PERATURAN PEMERINTAH REPUBLIK INDONESIA
NOMOR 36 TAHUN 2014
TENTANG KESEHATAN
BAB I KETENTUAN UMUM
Pasal 1
1.    Tenaga Kesehatan adalah setiap orang yang mengabdikan diri dalam bidang kesehatan serta memiliki pengetahuan dan/atau keterampilan melalui pendidikan di bidang kesehatan yang untuk jenis tertentu memerlukan kewenangan untuk melakukan upaya kesehatan.
2.   Asisten Tenaga Kesehatan adalah setiap orang yang mengabdikan diri dalam bidang kesehatan serta memiliki pengetahuan dan/atau keterampilan melalui pendidikan bidang kesehatan di bawah jenjang Diploma Tiga.
7. Sertifikat Kompetensi adalah surat tanda pengakuan terhadap Tenaga Kesehatan untuk dapat menjalankan praktik di seluruh Indonesia setelah lulus uji Kompetensi.
8. Sertifikat Profesi adalah surat tanda pengakuan untuk melakukan praktik profesi yang diperoleh lulusan pendidikan profesi
10. Surat Tanda Registrasi yang selanjutnya disingkat STR adalah bukti  tertulis yang diberikan oleh konsil masing-masing Tenaga Kesehatan kepada Tenaga Kesehatan yang telah diregistrasi.

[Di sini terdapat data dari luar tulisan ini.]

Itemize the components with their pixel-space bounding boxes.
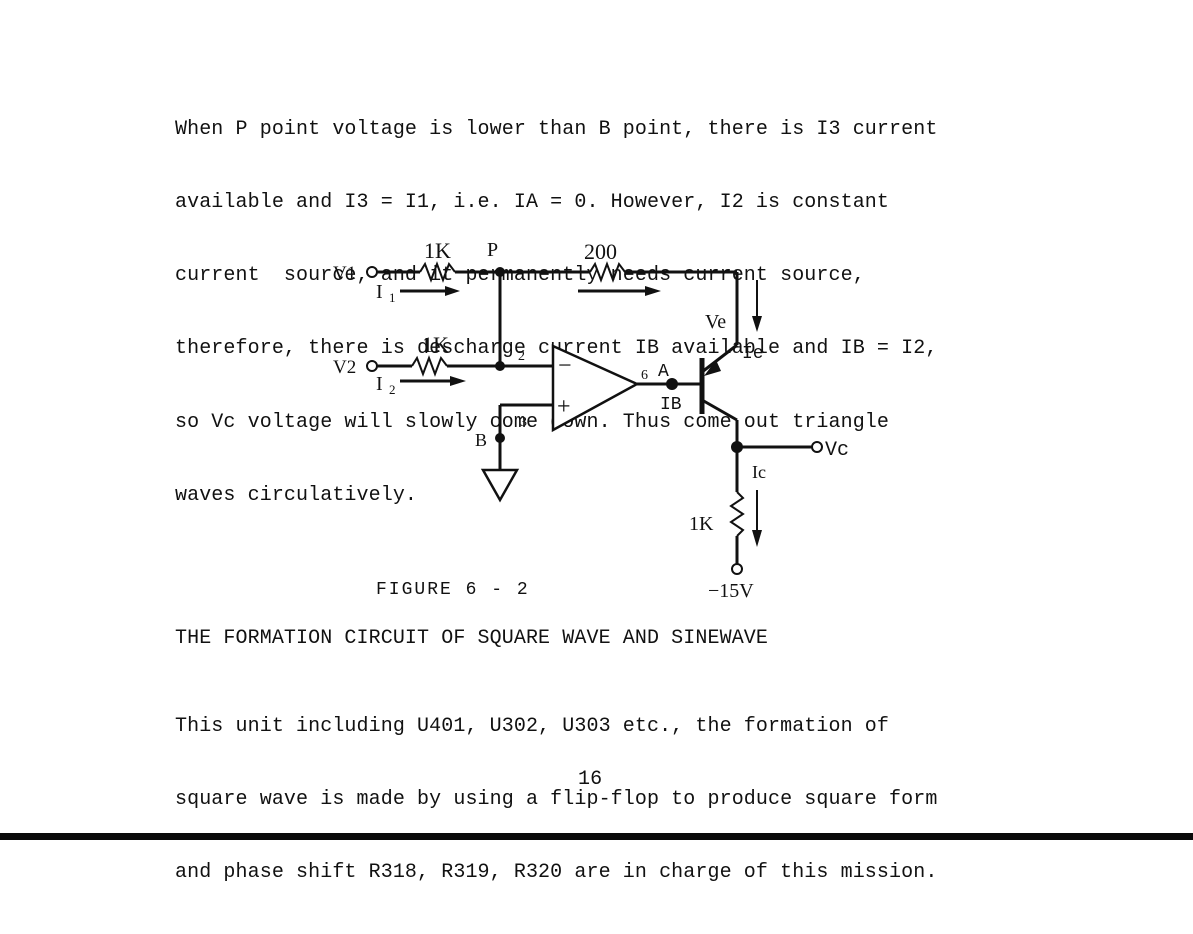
pin6-label: 6 xyxy=(641,368,648,383)
text-line: When P point voltage is lower than B poi… xyxy=(175,117,938,141)
noninverting-input-sign: + xyxy=(557,394,571,420)
inverting-input-sign: − xyxy=(558,353,572,379)
r3-label: 1K xyxy=(689,513,714,535)
ground-symbol xyxy=(480,468,520,503)
text-line: so Vc voltage will slowly come down. Thu… xyxy=(175,410,890,434)
resistor-200 xyxy=(589,261,626,283)
i2-subscript: 2 xyxy=(389,382,396,397)
emitter-arrow xyxy=(704,360,721,376)
i2-label: I xyxy=(376,373,383,395)
scan-border xyxy=(0,833,1193,840)
transistor-emitter xyxy=(701,343,738,374)
circuit-diagram: V1 1K P I 1 200 Ve Ie V2 1K I 2 xyxy=(333,238,849,602)
ib-label: IB xyxy=(660,395,682,415)
arrowhead xyxy=(752,316,762,332)
supply-terminal xyxy=(731,563,743,575)
ve-label: Ve xyxy=(705,311,726,333)
v2-label: V2 xyxy=(333,357,356,378)
text-line: available and I3 = I1, i.e. IA = 0. Howe… xyxy=(175,191,890,215)
b-label: B xyxy=(475,430,487,450)
page-number: 16 xyxy=(578,768,603,791)
transistor-collector xyxy=(701,398,738,422)
i1-label: I xyxy=(376,281,383,303)
text-line: This unit including U401, U302, U303 etc… xyxy=(175,714,890,738)
text-line: square wave is made by using a flip-flop… xyxy=(175,788,938,812)
vc-terminal xyxy=(811,441,823,453)
node-a xyxy=(666,378,678,390)
ie-label: Ie xyxy=(742,344,764,364)
v2-terminal xyxy=(366,360,378,372)
arrowhead xyxy=(445,286,460,296)
arrowhead xyxy=(752,530,762,547)
p-label: P xyxy=(487,239,498,261)
r200-label: 200 xyxy=(584,239,617,264)
text-line: waves circulatively. xyxy=(175,483,418,507)
v1-label: V1 xyxy=(333,263,356,284)
junction-node xyxy=(495,361,505,371)
vc-label: Vc xyxy=(825,439,849,462)
resistor-r1 xyxy=(419,261,456,283)
paragraph-square-wave: This unit including U401, U302, U303 etc… xyxy=(175,666,937,934)
resistor-r3 xyxy=(729,491,745,537)
document-page: When P point voltage is lower than B poi… xyxy=(0,117,1193,884)
section-heading: THE FORMATION CIRCUIT OF SQUARE WAVE AND… xyxy=(175,627,768,650)
i1-subscript: 1 xyxy=(389,290,396,305)
r1-label: 1K xyxy=(424,238,451,263)
arrowhead xyxy=(645,286,661,296)
resistor-r2 xyxy=(411,355,448,377)
node-b xyxy=(495,433,505,443)
pin2-label: 2 xyxy=(518,349,525,364)
v1-terminal xyxy=(366,266,378,278)
figure-caption: FIGURE 6 - 2 xyxy=(376,580,530,600)
op-amp xyxy=(551,344,640,433)
pin3-label: 3 xyxy=(520,415,527,430)
ic-label: Ic xyxy=(752,462,766,482)
text-line: and phase shift R318, R319, R320 are in … xyxy=(175,861,938,885)
supply-label: −15V xyxy=(708,580,754,602)
a-label: A xyxy=(658,362,669,382)
arrowhead xyxy=(450,376,466,386)
r2-label: 1K xyxy=(422,332,449,357)
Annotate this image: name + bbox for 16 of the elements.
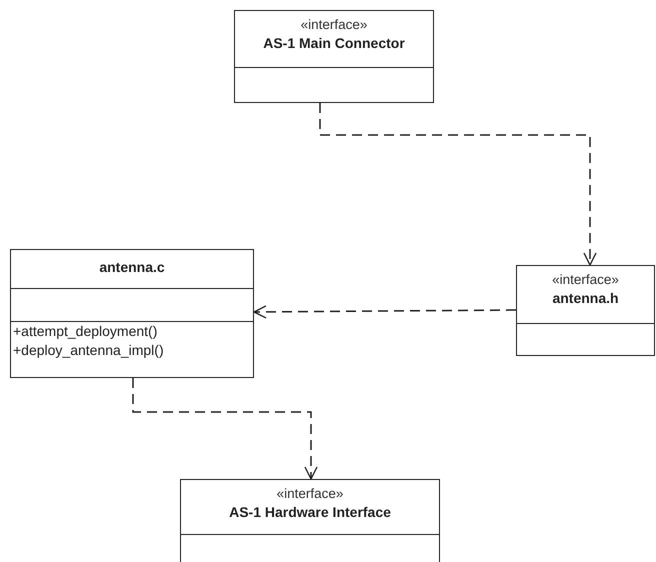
dependency-arrow [253, 305, 516, 319]
stereotype-label: «interface» [300, 16, 368, 33]
class-name: antenna.c [98, 259, 166, 276]
uml-class-box [180, 479, 440, 562]
uml-class-box [516, 265, 655, 356]
uml-class-box [234, 10, 434, 103]
method-text: +attempt_deployment() [12, 322, 158, 341]
stereotype-label: «interface» [551, 271, 620, 288]
uml-class-box [10, 249, 254, 378]
dependency-arrow [319, 103, 597, 266]
dependency-arrow [132, 378, 318, 480]
class-name: AS-1 Hardware Interface [228, 504, 392, 521]
class-name: antenna.h [551, 290, 620, 307]
stereotype-label: «interface» [276, 485, 344, 502]
class-name: AS-1 Main Connector [262, 35, 406, 52]
method-text: +deploy_antenna_impl() [12, 341, 165, 360]
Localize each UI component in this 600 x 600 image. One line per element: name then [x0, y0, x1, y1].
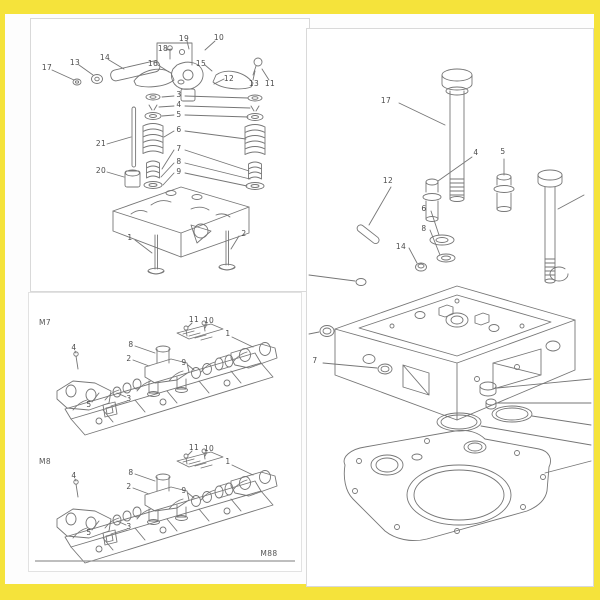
callout-label: 8 — [421, 224, 427, 233]
callout-label: 12 — [223, 74, 235, 83]
callout-label: 3 — [126, 522, 132, 531]
callout-label: 9 — [181, 358, 187, 367]
callout-label: 11 — [188, 315, 200, 324]
frame-right-bar — [594, 0, 600, 600]
callout-label: 13 — [69, 58, 81, 67]
frame-top-bar — [0, 0, 600, 14]
callout-label: 17 — [380, 96, 392, 105]
callout-label: 4 — [473, 148, 479, 157]
callout-label: 2 — [241, 229, 247, 238]
callout-label: 9 — [181, 486, 187, 495]
view-label: M88 — [260, 549, 278, 558]
callout-label: 10 — [213, 33, 225, 42]
callout-label: 7 — [176, 144, 182, 153]
callout-label: 2 — [126, 482, 132, 491]
callout-label: 1 — [225, 457, 231, 466]
callout-label: 4 — [176, 100, 182, 109]
callout-label: 12 — [382, 176, 394, 185]
callout-label: 13 — [248, 79, 260, 88]
frame-bottom-bar — [0, 584, 600, 600]
cylinder-head-diagram — [308, 68, 592, 542]
callout-label: 2 — [126, 354, 132, 363]
callout-label: 5 — [176, 110, 182, 119]
callout-label: 11 — [188, 443, 200, 452]
callout-label: 1 — [127, 233, 133, 242]
frame-left-bar — [0, 0, 5, 600]
callout-label: 8 — [128, 340, 134, 349]
callout-label: 10 — [203, 316, 215, 325]
callout-label: 21 — [95, 139, 107, 148]
callout-label: 11 — [264, 79, 276, 88]
manifold-diagram — [35, 320, 295, 564]
callout-label: 5 — [500, 147, 506, 156]
callout-label: 17 — [41, 63, 53, 72]
callout-label: 6 — [176, 125, 182, 134]
callout-label: 14 — [99, 53, 111, 62]
callout-label: 3 — [176, 90, 182, 99]
view-label: M7 — [38, 318, 52, 327]
callout-label: 4 — [71, 343, 77, 352]
valve-train-diagram — [51, 40, 270, 275]
callout-label: 4 — [71, 471, 77, 480]
callout-label: 15 — [195, 59, 207, 68]
callout-label: 10 — [203, 444, 215, 453]
callout-label: 19 — [178, 34, 190, 43]
callout-label: 8 — [176, 157, 182, 166]
cylinder-head-panel: 17 4 5 12 6 8 14 7 — [306, 28, 594, 587]
callout-label: 9 — [176, 167, 182, 176]
callout-label: 20 — [95, 166, 107, 175]
callout-label: 5 — [86, 528, 92, 537]
callout-label: 3 — [126, 394, 132, 403]
callout-label: 1 — [225, 329, 231, 338]
callout-label: 7 — [312, 356, 318, 365]
callout-label: 18 — [157, 44, 169, 53]
callout-label: 5 — [86, 400, 92, 409]
callout-label: 16 — [147, 59, 159, 68]
callout-label: 8 — [128, 468, 134, 477]
callout-label: 14 — [395, 242, 407, 251]
callout-label: 6 — [421, 204, 427, 213]
view-label: M8 — [38, 457, 52, 466]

11. Surat Izin Praktik yang selanjutnya disingkat SIP adalah bukti
      Tertulis yang diberikan oleh pemerintah daerah   
      kabupaten/kota kepada Tenaga Kesehatan sebagai
     pemberian kewenangan untuk menjalankan praktik.
 BAB III
KUALIFIKASI DAN PENGELOMPOKAN TENAGA KESEHATAN
PASAL 11
(6) Jenis Tenaga Kesehatan yang termasuk dalam kelompok tenaga kefarmasian sebagaimana dimaksud pada ayat (1) huruf e terdiri atas apoteker dan tenaga teknis kefarmasian.
BAB X
PENYELENGGARAAN KEPROFESIAN
PASAL 65
(2) Dalam melakukan pekerjaan kefarmasian, tenaga teknis kefarmasian dapat menerima pelimpahan pekerjaan kefarmasian dari tenaga apoteker.

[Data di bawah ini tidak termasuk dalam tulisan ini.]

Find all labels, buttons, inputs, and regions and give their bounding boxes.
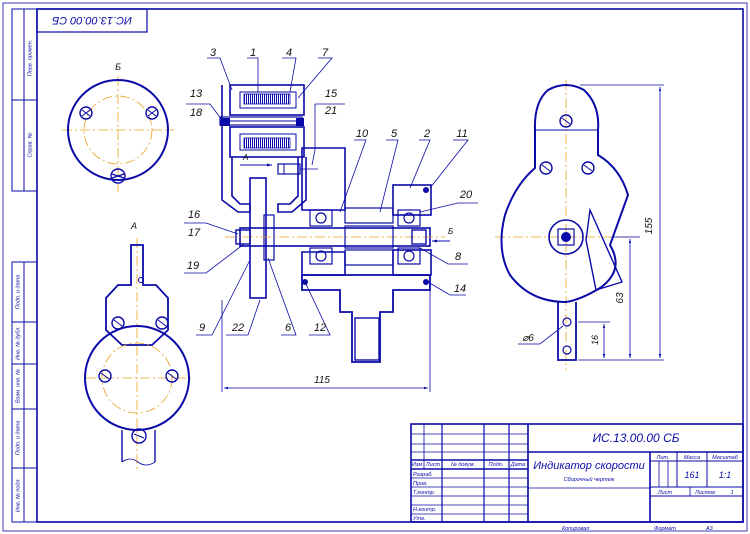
callout-21: 21 (324, 105, 337, 117)
view-b-label: Б (115, 62, 121, 72)
callout-17: 17 (188, 227, 201, 239)
title-col-lit: Лит. (656, 455, 670, 461)
callout-13: 13 (190, 88, 203, 100)
title-col-mass: Масса (684, 455, 700, 461)
callout-18: 18 (190, 107, 203, 119)
role-1: Пров. (413, 481, 428, 487)
callout-7: 7 (322, 47, 329, 59)
callout-10: 10 (356, 128, 369, 140)
title-sheet-label: Лист (657, 490, 673, 496)
callout-12: 12 (314, 322, 326, 334)
role-4: Утв. (412, 516, 426, 522)
rev-col-0: Изм (412, 462, 422, 468)
callout-14: 14 (454, 283, 466, 295)
side-label-3: Инв. № дубл. (15, 326, 21, 360)
callout-19: 19 (187, 260, 199, 272)
callouts: 3 1 4 7 13 18 15 21 10 5 2 11 20 8 14 16 (184, 47, 478, 336)
rev-col-3: Подп. (489, 462, 504, 468)
callout-20: 20 (459, 189, 473, 201)
title-sheets-label: Листов (694, 490, 715, 496)
copied-label: Копировал (562, 526, 589, 532)
role-2: Т.контр. (413, 490, 435, 496)
side-label-0: Перв. примен. (27, 40, 33, 77)
title-name: Индикатор скорости (533, 460, 645, 472)
role-0: Разраб. (413, 472, 433, 478)
side-label-6: Инв. № подл. (15, 478, 21, 512)
rev-col-4: Дата (510, 462, 526, 468)
callout-16: 16 (188, 209, 201, 221)
rev-col-2: № докум. (451, 462, 475, 468)
callout-9: 9 (199, 322, 205, 334)
callout-5: 5 (391, 128, 398, 140)
arrow-b-label: Б (448, 227, 453, 236)
title-block: ИС.13.00.00 СБ Индикатор скорости Сбороч… (410, 423, 744, 532)
callout-2: 2 (423, 128, 430, 140)
dimension-155-text: 155 (644, 217, 655, 234)
title-mass: 161 (684, 470, 699, 480)
role-3: Н.контр. (413, 507, 436, 513)
view-b: Б (62, 62, 174, 192)
top-stamp: ИС.13.00.00 СБ (36, 8, 148, 33)
side-label-1: Справ. № (27, 132, 33, 157)
left-side-strip: Перв. примен. Справ. № Подп. и дата Инв.… (11, 8, 38, 523)
side-label-2: Подп. и дата (15, 275, 21, 309)
arrow-a-label: А (242, 153, 248, 162)
title-doc-type: Сборочный чертеж (564, 476, 615, 483)
format-value: А3 (705, 526, 714, 532)
callout-11: 11 (456, 128, 467, 140)
title-col-scale: Масштаб (712, 455, 739, 461)
callout-1: 1 (250, 47, 256, 59)
dimension-115-text: 115 (314, 375, 330, 386)
callout-6: 6 (285, 322, 292, 334)
side-label-4: Взам. инв. № (15, 369, 21, 403)
main-section: А Б (219, 84, 453, 363)
top-stamp-text: ИС.13.00.00 СБ (52, 14, 132, 26)
side-view: 155 63 16 ⌀6 (495, 80, 664, 370)
rev-col-1: Лист (425, 462, 441, 468)
format-label: Формат (654, 526, 676, 532)
dimension-63-text: 63 (615, 292, 626, 304)
dimension-dia6-text: ⌀6 (522, 333, 534, 344)
dimension-115: 115 (221, 290, 431, 392)
callout-15: 15 (325, 88, 338, 100)
dimension-16-text: 16 (590, 335, 600, 345)
view-a: А (84, 221, 194, 470)
view-a-label: А (130, 221, 137, 231)
title-sheets-value: 1 (730, 490, 733, 496)
callout-3: 3 (210, 47, 217, 59)
title-designation: ИС.13.00.00 СБ (592, 431, 679, 445)
title-scale: 1:1 (719, 470, 732, 480)
callout-8: 8 (455, 251, 462, 263)
side-label-5: Подп. и дата (15, 421, 21, 455)
callout-22: 22 (231, 322, 244, 334)
callout-4: 4 (286, 47, 292, 59)
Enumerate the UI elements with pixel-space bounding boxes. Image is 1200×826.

(3)   Pelimpahan tindakan sebagaimana dimaksud pada ayat (1)  dan ayat (2) dilakukan dengan ketentuan:
a. tindakan yang dilimpahkan termasuk dalam kemampuan dan keterampilan yang telah dimiliki oleh penerima pelimpahan;
b. pelaksanaan tindakan yang dilimpahkan tetap di bawah pengawasan pemberi pelimpahan;
c. pemberi pelimpahan tetap bertanggung jawab atas tindakan yang dilimpahkan sepanjang pelaksanaan tindakan sesuai dengan pelimpahan yang diberikan; dan
d. tindakan yang dilimpahkan tidak termasuk pengambilan keputusan sebagai dasar pelaksanaan tindakan.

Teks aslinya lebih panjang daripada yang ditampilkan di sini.